MALAISE DANS LA DÉCIVILISATION
Décivilisation », « barbarie », « ensauvagement ». Ces mots énéralement trop grands pour ceux qui les emploient ont soudainement ressurgi. Ils ont ému les politiques, fait jaser la médiasphère et suscité quelques débats embryonnaires vite avortés. La vanité et la vacuité de ces tintamarres ont montré qu’au fond, rien de tout cela n’était sérieux. Que les choses décrites par ces mots pouvaient donc leur survivre et croître sans craintes ni tremblements. La raison de cette impunité ? On la trouve paradoxalement dans le discours qu’Emmanuel Macron fit à Roubaix : « Il faut être intraitable sur le fond. Aucune violence n’est légitime, qu’elle soit verbale ou contre les personnes. Il faut travailler en profondeur pour contrer ce processus de décivilisation. »
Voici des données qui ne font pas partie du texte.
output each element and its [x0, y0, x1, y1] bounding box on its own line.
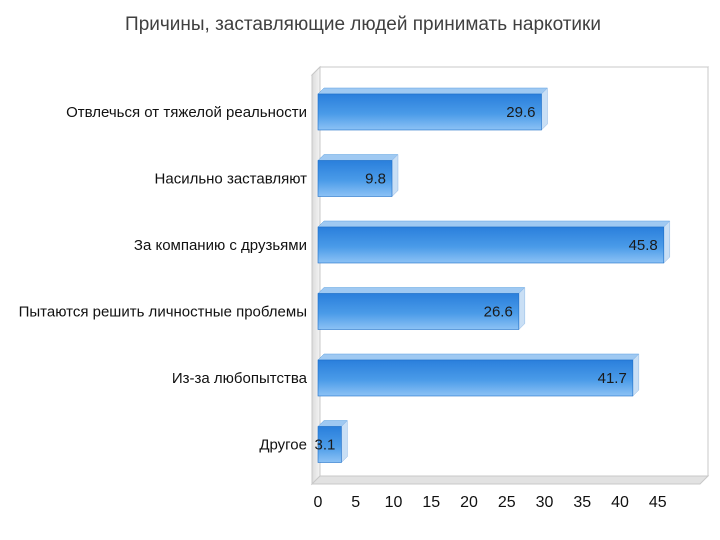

Au-delà des poncifs compassionnels circonstanciés, que nous dit précisément cette affirmation ? Rien ! Rien de ce qu’il faudrait savoir
« en profondeur » pour comprendre et délégitimer la « décivilisation ». Autrement dit, rien de ce qu’est la civilisation dont la barbarie serait la négation. Rien de ce que seraient ses plus hautes valeurs, fondements et origines. Or, comment comprendre le contraire d’une chose si l’on ne sait rien de la chose elle-même ? Quant à la « violence »
mentionnée, elle ne nous éclaire en rien puisqu’il n’est de civilisation qui ne soit née dans la violence et qui ne soit, pour survivre, contrainte de l’utiliser face à sa barbarie contraire. Il est permis de voir en ce vide conceptuel un symptôme : celui de la
« décivilisation » qu’il prétend combattre et dont il est le plus sûr auxiliaire.